Traore has an explosive shot, a sure first touch and, should he be required to play in a slightly deeper role, perhaps in support of a striker, his passing ability is adequate enough for this role. Last season, Everton fans witnessed Marouane Fellaini thriving as an attacking midfielder behind a sole frontman. Ideally, Traore would rather play slightly further forward than this, but if this is an aspect of Martinez’s vision for his new recruit, then Blues fans should be encouraged.
A further factor that should help him make the most of the coming four months is his desire and appetite to make the most of the opportunity afforded to him. In principle, this might not necessarily be the case; loanees aren’t always the most motivated of squad members, and to leave Russia for the glamour of Monaco, only to be sent off directly to Everton might not appeal to everyone.
The allure of Walton doesn’t quite match up to the glitz of the Riviera—trust me on that!
However, there are two key reasons why Traore might well have the appetite for such a move. First of all, the striker has previously made no secret of his desire to one day play in the Premier League. Admittedly, it might have been the dissatisfaction of life at Anzhi Makhachkala talking, but Traore has courted interest from EPL sides in the past, notably Liverpool and Arsenal, and may well see this period at Everton as a golden opportunity to sell himself to potential employers further down the line.
Secondly, the imminent World Cup will surely be another factor that ought to motivate Traore to do his absolute best to succeed at Goodison Park.

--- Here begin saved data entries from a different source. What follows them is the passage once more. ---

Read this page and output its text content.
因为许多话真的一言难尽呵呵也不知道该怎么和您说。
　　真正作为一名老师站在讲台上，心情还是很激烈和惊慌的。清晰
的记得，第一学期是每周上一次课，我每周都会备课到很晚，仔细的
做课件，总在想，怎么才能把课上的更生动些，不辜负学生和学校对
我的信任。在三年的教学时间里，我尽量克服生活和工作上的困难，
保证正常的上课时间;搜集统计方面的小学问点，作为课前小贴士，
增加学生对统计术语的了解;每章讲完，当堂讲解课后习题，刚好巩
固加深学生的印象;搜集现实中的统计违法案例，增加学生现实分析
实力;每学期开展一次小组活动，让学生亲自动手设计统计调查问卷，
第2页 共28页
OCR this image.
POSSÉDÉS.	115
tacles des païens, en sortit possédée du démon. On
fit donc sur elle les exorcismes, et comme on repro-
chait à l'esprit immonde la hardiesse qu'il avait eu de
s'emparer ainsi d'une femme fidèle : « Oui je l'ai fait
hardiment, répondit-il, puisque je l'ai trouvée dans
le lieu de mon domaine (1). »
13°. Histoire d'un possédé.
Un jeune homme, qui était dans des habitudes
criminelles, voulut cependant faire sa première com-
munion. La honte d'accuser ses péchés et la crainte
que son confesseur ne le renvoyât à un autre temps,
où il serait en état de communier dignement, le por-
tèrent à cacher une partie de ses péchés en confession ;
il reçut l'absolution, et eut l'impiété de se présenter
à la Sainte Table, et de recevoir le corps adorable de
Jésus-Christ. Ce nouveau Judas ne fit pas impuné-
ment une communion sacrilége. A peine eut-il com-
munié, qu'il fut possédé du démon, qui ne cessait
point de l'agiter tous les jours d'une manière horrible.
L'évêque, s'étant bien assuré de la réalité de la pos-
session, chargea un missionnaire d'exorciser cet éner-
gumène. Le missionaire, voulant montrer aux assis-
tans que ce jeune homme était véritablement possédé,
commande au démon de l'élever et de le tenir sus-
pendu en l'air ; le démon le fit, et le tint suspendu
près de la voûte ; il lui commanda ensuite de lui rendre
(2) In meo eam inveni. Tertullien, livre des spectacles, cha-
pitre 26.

The striker has been ever-present in the Elephants’ national side over the last year, but while he has never missed a call-up, his playing time has been limited. Of the nation’s last 16 games, he has started only four, come on as a substitute in a further three and remained on the bench for nine. Despite his impressive four goals, he has been largely unable to improve his minutes.
Wilfried Bony, who has started five and come off the bench on three occasions during that time period, looks to be slightly ahead of him in the pecking order at the moment, but neither man will fancy the prospect of the major tournament passing them by without receiving an adequate chance to impress.

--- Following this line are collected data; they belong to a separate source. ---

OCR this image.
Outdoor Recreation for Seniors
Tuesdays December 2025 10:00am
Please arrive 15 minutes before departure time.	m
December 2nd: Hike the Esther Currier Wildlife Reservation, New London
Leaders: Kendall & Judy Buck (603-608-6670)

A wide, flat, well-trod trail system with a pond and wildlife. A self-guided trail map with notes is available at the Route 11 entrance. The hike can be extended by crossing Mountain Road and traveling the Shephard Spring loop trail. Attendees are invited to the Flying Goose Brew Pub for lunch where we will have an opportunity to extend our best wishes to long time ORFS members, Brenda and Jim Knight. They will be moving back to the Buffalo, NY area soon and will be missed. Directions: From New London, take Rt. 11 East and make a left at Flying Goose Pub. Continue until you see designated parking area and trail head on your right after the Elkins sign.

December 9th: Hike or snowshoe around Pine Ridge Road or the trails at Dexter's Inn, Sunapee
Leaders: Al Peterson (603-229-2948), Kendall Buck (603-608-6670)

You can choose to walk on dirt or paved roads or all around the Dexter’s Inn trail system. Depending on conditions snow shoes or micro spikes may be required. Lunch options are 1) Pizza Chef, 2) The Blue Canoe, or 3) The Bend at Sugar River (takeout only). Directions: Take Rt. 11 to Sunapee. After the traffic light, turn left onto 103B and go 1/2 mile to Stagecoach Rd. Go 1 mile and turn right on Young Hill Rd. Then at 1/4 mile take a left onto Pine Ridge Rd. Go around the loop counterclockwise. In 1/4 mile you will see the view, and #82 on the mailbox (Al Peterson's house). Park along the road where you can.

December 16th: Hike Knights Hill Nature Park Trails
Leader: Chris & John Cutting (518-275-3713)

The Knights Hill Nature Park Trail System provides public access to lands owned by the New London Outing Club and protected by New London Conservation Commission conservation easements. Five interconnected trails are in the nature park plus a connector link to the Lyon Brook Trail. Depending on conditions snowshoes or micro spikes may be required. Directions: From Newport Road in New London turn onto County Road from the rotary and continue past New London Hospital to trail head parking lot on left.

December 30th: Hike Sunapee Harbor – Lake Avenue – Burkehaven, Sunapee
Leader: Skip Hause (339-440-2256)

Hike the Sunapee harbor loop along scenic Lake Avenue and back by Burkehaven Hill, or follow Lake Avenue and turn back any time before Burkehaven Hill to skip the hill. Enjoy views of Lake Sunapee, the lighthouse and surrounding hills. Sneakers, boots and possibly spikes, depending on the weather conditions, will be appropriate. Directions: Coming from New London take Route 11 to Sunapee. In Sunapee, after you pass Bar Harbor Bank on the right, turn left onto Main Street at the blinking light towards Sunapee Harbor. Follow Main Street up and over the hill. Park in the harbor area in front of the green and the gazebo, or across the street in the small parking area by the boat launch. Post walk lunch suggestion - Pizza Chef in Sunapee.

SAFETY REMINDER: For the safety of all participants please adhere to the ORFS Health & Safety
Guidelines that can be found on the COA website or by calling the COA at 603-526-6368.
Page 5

Traore should be hugely motivated to star for Everton over the coming months. If he can do so, than this might help him displace Bony in the national hierarchy and earn some playing time on the grandest stage of all. If he cannot make an impact on Merseyside, then he may well allow the competition to overtake him.
As part of a broader narrative, the battle to eventually replace Didier Drogba as the figurehead of the Cote d’Ivoire looks set to become a succession narrative every bit as gripping as that recorded in the books of Samuel and Kings.
In this three-way tussle between Seydou Doumbia, Wilfried Bony and Traore, can any ground afford to be lost?
These qualities, both physical and mental, should mean that Traore is a valuable asset for the People’s Club during their arduous Premier League run-in. Everton have been flagging in recent weeks; the defeat to Tottenham Hotspur, unjust as it was, comes, worryingly, on the back of a devastating defeat to local rivals Liverpool.
In the race for the top four, Everton have lost considerable momentum and needed an injection of something, something new, something fresh, to remain in contention.
In Lacina Traore, they may just have it.